Most courses last several months, and dosing is adjusted over time based on response and tolerability.

Baseline bloodwork

Many isotretinoin regimens include baseline laboratory testing to check for side effects that can affect metabolism and organ function. Common baseline tests include:

• Liver function tests (such as AST/ALT)
• Fasting lipid panel (including triglycerides and cholesterol)

Professional guidance continues to recommend liver function testing and lipid monitoring during therapy, with frequency individualized based on baseline values and clinical context.

Pregnancy testing requirements

For patients who can get pregnant, iPLEDGE requires documented negative pregnancy testing before isotretinoin can be dispensed and ongoing pregnancy testing during treatment, including testing at the end of therapy and again after the last dose.

Peak Skin Center follows iPLEDGE requirements and provides specific instructions on acceptable testing logistics and documentation.

The iPLEDGE REMS is a required national distribution program for isotretinoin. Prescribers and pharmacies must be enrolled, and patients must be enrolled and meet requirements before each dispense.

For patients who can get pregnant, iPLEDGE materials describe:

• A required pre-treatment period (often structured as a 30-day window) with contraception planning
• Two negative pregnancy tests before the first prescription, separated by a minimum interval (commonly at least 19 days) (ipledgeprogram.com)
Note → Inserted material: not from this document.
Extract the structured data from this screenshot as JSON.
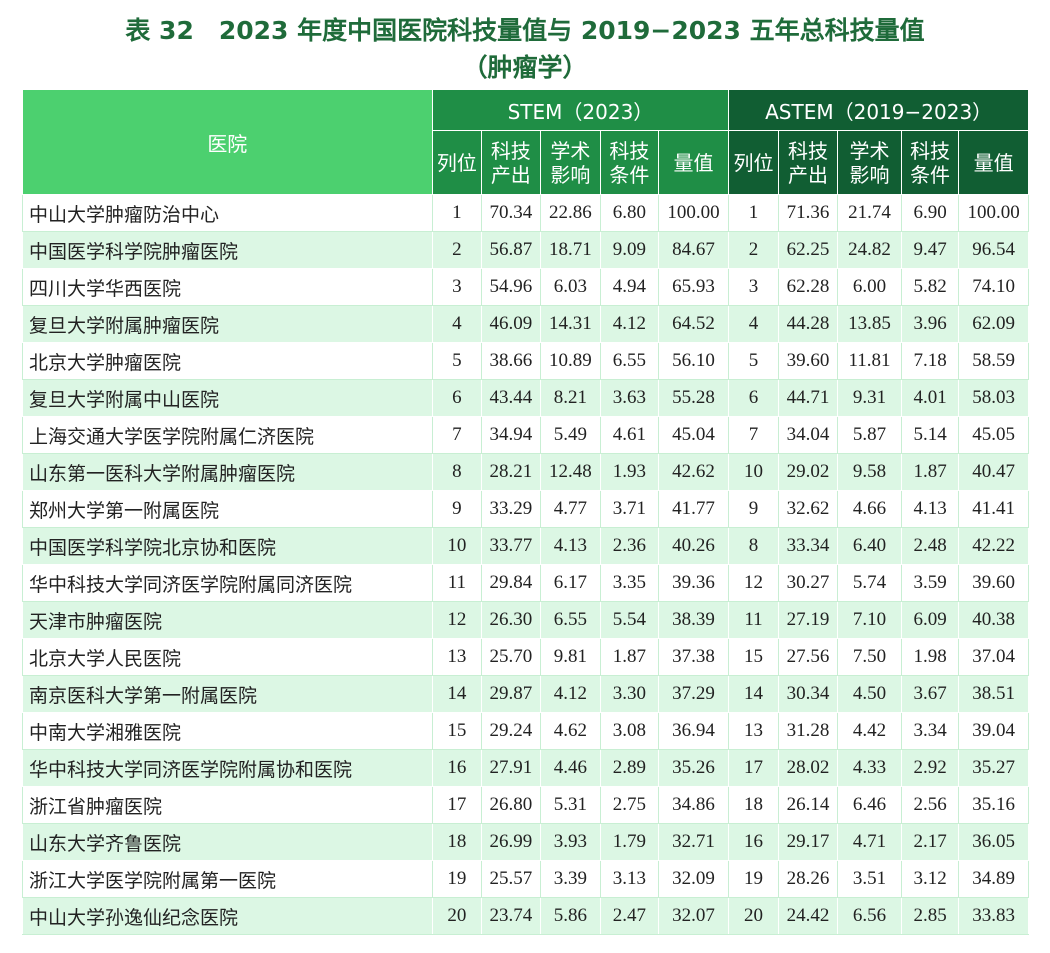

After a documented negative monthly pregnancy test, dispensing is time-limited; many iPLEDGE workflows use a 7-day window for patients who can get pregnant. (NCBI)
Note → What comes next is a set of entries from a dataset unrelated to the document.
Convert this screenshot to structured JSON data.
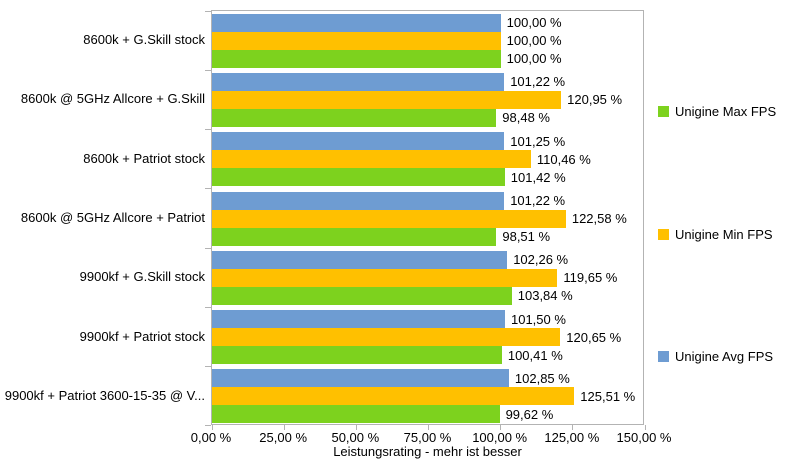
{
  "chart_data": {
    "type": "bar",
    "orientation": "horizontal",
    "title": "",
    "xlabel": "Leistungsrating - mehr ist besser",
    "ylabel": "",
    "xlim": [
      0,
      150
    ],
    "x_ticks": [
      0,
      25,
      50,
      75,
      100,
      125,
      150
    ],
    "x_tick_labels": [
      "0,00 %",
      "25,00 %",
      "50,00 %",
      "75,00 %",
      "100,00 %",
      "125,00 %",
      "150,00 %"
    ],
    "grid": false,
    "legend_position": "right",
    "categories": [
      "8600k + G.Skill stock",
      "8600k @ 5GHz Allcore + G.Skill",
      "8600k + Patriot stock",
      "8600k @ 5GHz Allcore + Patriot",
      "9900kf + G.Skill stock",
      "9900kf + Patriot stock",
      "9900kf + Patriot 3600-15-35 @ V..."
    ],
    "series": [
      {
        "name": "Unigine Max FPS",
        "color": "#7dd21e",
        "values": [
          100.0,
          98.48,
          101.42,
          98.51,
          103.84,
          100.41,
          99.62
        ],
        "labels": [
          "100,00 %",
          "98,48 %",
          "101,42 %",
          "98,51 %",
          "103,84 %",
          "100,41 %",
          "99,62 %"
        ]
      },
      {
        "name": "Unigine Min FPS",
        "color": "#ffc000",
        "values": [
          100.0,
          120.95,
          110.46,
          122.58,
          119.65,
          120.65,
          125.51
        ],
        "labels": [
          "100,00 %",
          "120,95 %",
          "110,46 %",
          "122,58 %",
          "119,65 %",
          "120,65 %",
          "125,51 %"
        ]
      },
      {
        "name": "Unigine Avg FPS",
        "color": "#6e9cd2",
        "values": [
          100.0,
          101.22,
          101.25,
          101.22,
          102.26,
          101.5,
          102.85
        ],
        "labels": [
          "100,00 %",
          "101,22 %",
          "101,25 %",
          "101,22 %",
          "102,26 %",
          "101,50 %",
          "102,85 %"
        ]
      }
    ],
    "bar_display_order_top_to_bottom": [
      "Unigine Avg FPS",
      "Unigine Min FPS",
      "Unigine Max FPS"
    ],
    "colors": {
      "axis_line": "#b3b3b3",
      "text": "#000000",
      "background": "#ffffff"
    }
  }
}
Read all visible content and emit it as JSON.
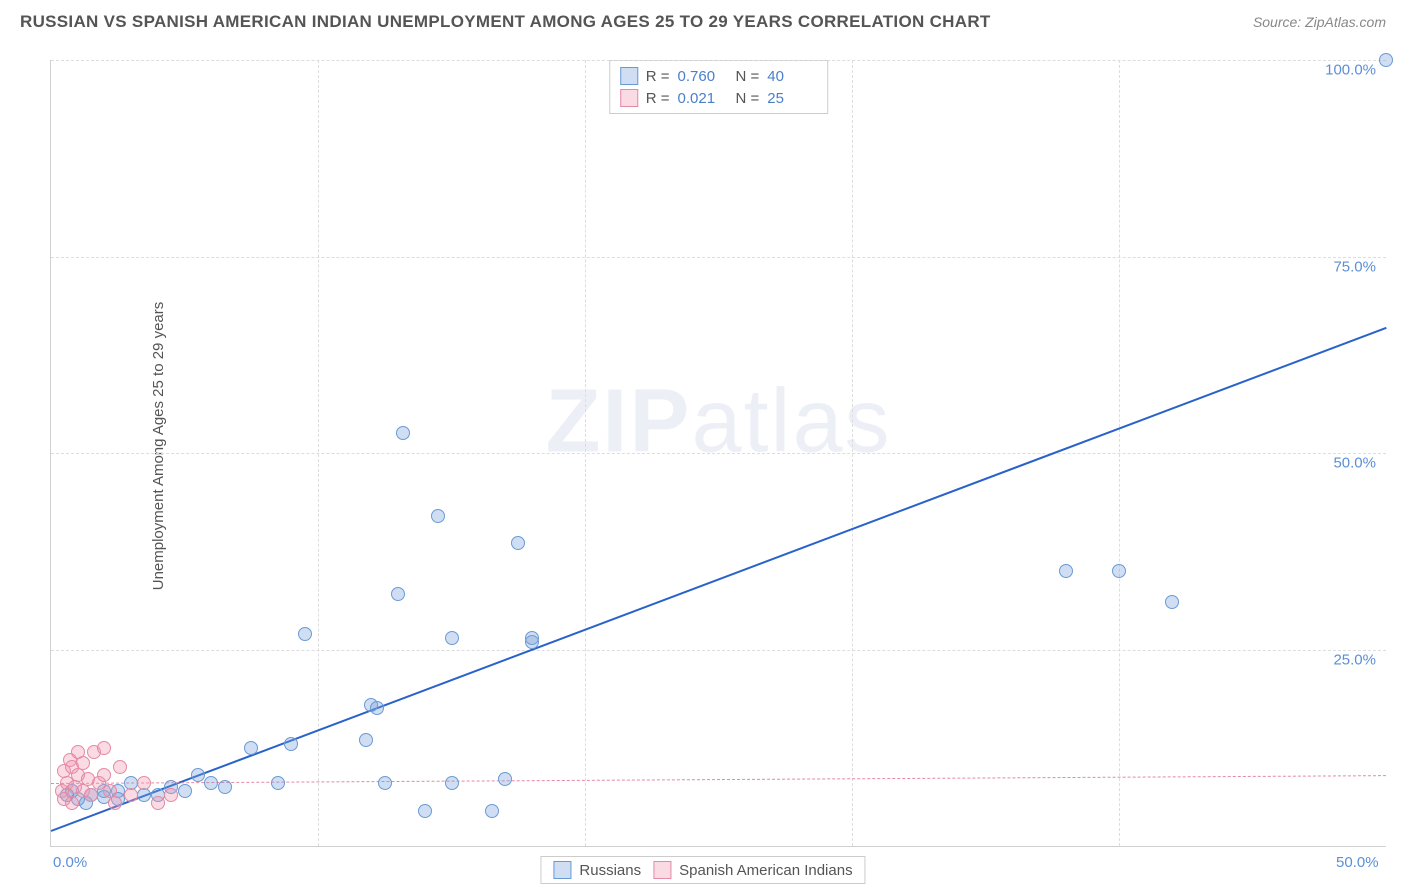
{
  "header": {
    "title": "RUSSIAN VS SPANISH AMERICAN INDIAN UNEMPLOYMENT AMONG AGES 25 TO 29 YEARS CORRELATION CHART",
    "source_label": "Source: ",
    "source_name": "ZipAtlas.com"
  },
  "watermark": {
    "part1": "ZIP",
    "part2": "atlas"
  },
  "chart": {
    "type": "scatter",
    "y_axis_label": "Unemployment Among Ages 25 to 29 years",
    "background_color": "#ffffff",
    "grid_color": "#dddddd",
    "axis_color": "#d0d0d0",
    "tick_label_color": "#5b8fd6",
    "label_fontsize": 15,
    "xlim": [
      0,
      50
    ],
    "ylim": [
      0,
      100
    ],
    "x_ticks": [
      {
        "value": 0,
        "label": "0.0%"
      },
      {
        "value": 50,
        "label": "50.0%"
      }
    ],
    "y_ticks": [
      {
        "value": 25,
        "label": "25.0%"
      },
      {
        "value": 50,
        "label": "50.0%"
      },
      {
        "value": 75,
        "label": "75.0%"
      },
      {
        "value": 100,
        "label": "100.0%"
      }
    ],
    "series": [
      {
        "id": "russians",
        "label": "Russians",
        "marker_fill": "rgba(120,160,220,0.35)",
        "marker_stroke": "#6a9ad4",
        "marker_size": 14,
        "trend": {
          "x1": 0,
          "y1": 2,
          "x2": 50,
          "y2": 66,
          "color": "#2962c9",
          "width": 2,
          "dash": "solid"
        },
        "stats": {
          "r": "0.760",
          "n": "40"
        },
        "points": [
          [
            50,
            100
          ],
          [
            38,
            35
          ],
          [
            40,
            35
          ],
          [
            42,
            31
          ],
          [
            13.2,
            52.5
          ],
          [
            14.5,
            42
          ],
          [
            17.5,
            38.5
          ],
          [
            13,
            32
          ],
          [
            18,
            26
          ],
          [
            18,
            26.4
          ],
          [
            15,
            26.5
          ],
          [
            9.5,
            27
          ],
          [
            12,
            18
          ],
          [
            12.2,
            17.5
          ],
          [
            11.8,
            13.5
          ],
          [
            9,
            13
          ],
          [
            7.5,
            12.5
          ],
          [
            8.5,
            8
          ],
          [
            15,
            8
          ],
          [
            17,
            8.5
          ],
          [
            5.5,
            9
          ],
          [
            6,
            8
          ],
          [
            6.5,
            7.5
          ],
          [
            5,
            7
          ],
          [
            4.5,
            7.5
          ],
          [
            4,
            6.5
          ],
          [
            3.5,
            6.5
          ],
          [
            3,
            8
          ],
          [
            2.5,
            7
          ],
          [
            2.5,
            6
          ],
          [
            2,
            7
          ],
          [
            2,
            6.2
          ],
          [
            1.5,
            6.5
          ],
          [
            1.3,
            5.5
          ],
          [
            1,
            6
          ],
          [
            0.8,
            7
          ],
          [
            0.6,
            6.5
          ],
          [
            14,
            4.5
          ],
          [
            16.5,
            4.5
          ],
          [
            12.5,
            8
          ]
        ]
      },
      {
        "id": "spanish",
        "label": "Spanish American Indians",
        "marker_fill": "rgba(240,150,175,0.35)",
        "marker_stroke": "#e48aa4",
        "marker_size": 14,
        "trend": {
          "x1": 0,
          "y1": 8,
          "x2": 50,
          "y2": 9,
          "color": "#e48aa4",
          "width": 1,
          "dash": "dashed"
        },
        "stats": {
          "r": "0.021",
          "n": "25"
        },
        "points": [
          [
            0.4,
            7
          ],
          [
            0.5,
            6
          ],
          [
            0.5,
            9.5
          ],
          [
            0.6,
            8
          ],
          [
            0.7,
            11
          ],
          [
            0.8,
            10
          ],
          [
            0.8,
            5.5
          ],
          [
            0.9,
            7.5
          ],
          [
            1.0,
            9
          ],
          [
            1.0,
            12
          ],
          [
            1.2,
            7
          ],
          [
            1.2,
            10.5
          ],
          [
            1.4,
            8.5
          ],
          [
            1.5,
            6.5
          ],
          [
            1.6,
            12
          ],
          [
            1.8,
            8
          ],
          [
            2.0,
            9
          ],
          [
            2.0,
            12.5
          ],
          [
            2.2,
            7
          ],
          [
            2.4,
            5.5
          ],
          [
            2.6,
            10
          ],
          [
            3.0,
            6.5
          ],
          [
            3.5,
            8
          ],
          [
            4.0,
            5.5
          ],
          [
            4.5,
            6.5
          ]
        ]
      }
    ]
  },
  "legend_top": {
    "r_label": "R =",
    "n_label": "N ="
  },
  "legend_bottom_labels": {
    "russians": "Russians",
    "spanish": "Spanish American Indians"
  }
}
Isotretinoin care is structured around monthly check-ins. At Peak Skin Center, monthly visits with the dermatology providers commonly include:

• Symptom review (dry lips/skin, nosebleeds, headaches, muscle aches, mood symptoms, vision changes)
• Acne progress assessment and dose adjustment
• Review of skin-care and supportive strategies
• Review of lab results (lipids/liver testing when indicated)
• iPLEDGE documentation steps required for that month’s prescription
• For patients who can get pregnant, confirmation of the required pregnancy test result and ongoing pregnancy-prevention requirements including contraception

These visits help prevent delays that can occur when iPLEDGE deadlines or pharmacy dispensing windows are missed.

iPLEDGE uses pregnancy-risk categories rather than gender, but in practical terms the monitoring differs most between (1) patients who can become pregnant and (2) patients who cannot become pregnant (which commonly includes most males).
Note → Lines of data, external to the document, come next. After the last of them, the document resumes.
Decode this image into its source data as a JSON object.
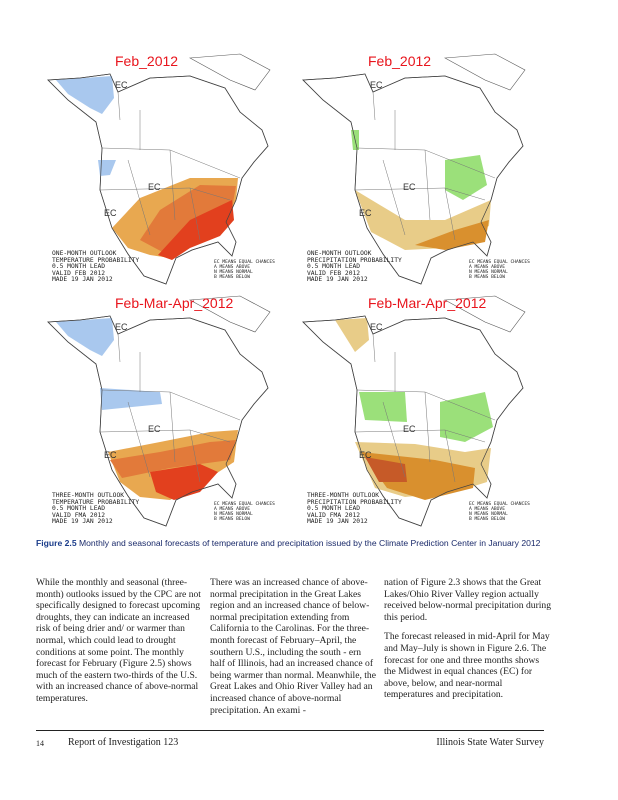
{
  "figure": {
    "maps": [
      {
        "title": "Feb_2012",
        "info": [
          "ONE-MONTH OUTLOOK",
          "TEMPERATURE PROBABILITY",
          "0.5 MONTH LEAD",
          "VALID FEB 2012",
          "MADE 19 JAN 2012"
        ],
        "ec": "EC",
        "colors": {
          "below": "#a9c8ee",
          "above1": "#e8a850",
          "above2": "#e27a3a",
          "above3": "#e2401e"
        }
      },
      {
        "title": "Feb_2012",
        "info": [
          "ONE-MONTH OUTLOOK",
          "PRECIPITATION PROBABILITY",
          "0.5 MONTH LEAD",
          "VALID FEB 2012",
          "MADE 19 JAN 2012"
        ],
        "ec": "EC",
        "colors": {
          "above": "#9be07a",
          "below1": "#e8cc88",
          "below2": "#d9902e"
        }
      },
      {
        "title": "Feb-Mar-Apr_2012",
        "info": [
          "THREE-MONTH OUTLOOK",
          "TEMPERATURE PROBABILITY",
          "0.5 MONTH LEAD",
          "VALID FMA 2012",
          "MADE 19 JAN 2012"
        ],
        "ec": "EC",
        "colors": {
          "below": "#a9c8ee",
          "above1": "#e8a850",
          "above2": "#e27a3a",
          "above3": "#e2401e"
        }
      },
      {
        "title": "Feb-Mar-Apr_2012",
        "info": [
          "THREE-MONTH OUTLOOK",
          "PRECIPITATION PROBABILITY",
          "0.5 MONTH LEAD",
          "VALID FMA 2012",
          "MADE 19 JAN 2012"
        ],
        "ec": "EC",
        "colors": {
          "above": "#9be07a",
          "below1": "#e8cc88",
          "below2": "#d9902e",
          "below3": "#c65a28"
        }
      }
    ],
    "legend": [
      "EC MEANS EQUAL CHANCES",
      "A MEANS ABOVE",
      "N MEANS NORMAL",
      "B MEANS BELOW"
    ]
  },
  "caption": {
    "label": "Figure 2.5",
    "text": " Monthly and seasonal forecasts of temperature and precipitation issued by the Climate Prediction Center in January 2012"
  },
  "columns": [
    [
      "While the monthly and seasonal (three-month) outlooks issued by the CPC are not specifically designed to forecast upcoming droughts, they can indicate an increased risk of being drier and/ or warmer than normal, which could lead to drought conditions at some point. The monthly forecast for February (Figure 2.5) shows much of the eastern two-thirds of the U.S. with an increased chance of above-normal temperatures."
    ],
    [
      "There was an increased chance of above-normal precipitation in the Great Lakes region and an increased chance of below-normal precipitation extending from California to the Carolinas. For the three-month forecast of February–April, the southern U.S., including the south - ern half of Illinois, had an increased chance of being warmer than normal. Meanwhile, the Great Lakes and Ohio River Valley had an increased chance of above-normal precipitation. An exami -"
    ],
    [
      "nation of Figure 2.3 shows that the Great Lakes/Ohio River Valley region actually received below-normal precipitation during this period.",
      "The forecast released in mid-April for May and May–July is shown in Figure 2.6. The forecast for one and three months shows the Midwest in equal chances (EC) for above, below, and near-normal temperatures and precipitation."
    ]
  ],
  "footer": {
    "page": "14",
    "report": "Report of Investigation 123",
    "org": "Illinois State Water Survey"
  }
}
Patients who can get pregnant

Monitoring is more intensive because fetal exposure is the central risk addressed by iPLEDGE:

• Two negative pregnancy tests before starting (per iPLEDGE patient materials)
• Monthly pregnancy testing during treatment, plus testing after the last dose and again one month later
• Ongoing documentation of pregnancy-prevention requirements as defined by iPLEDGE

Patients who cannot get pregnant (commonly males)

Patients who cannot get pregnant still enroll and attend monthly visits, but pregnancy testing and contraception requirements do not apply in the same way. iPLEDGE still requires monthly authorization steps before dispensing.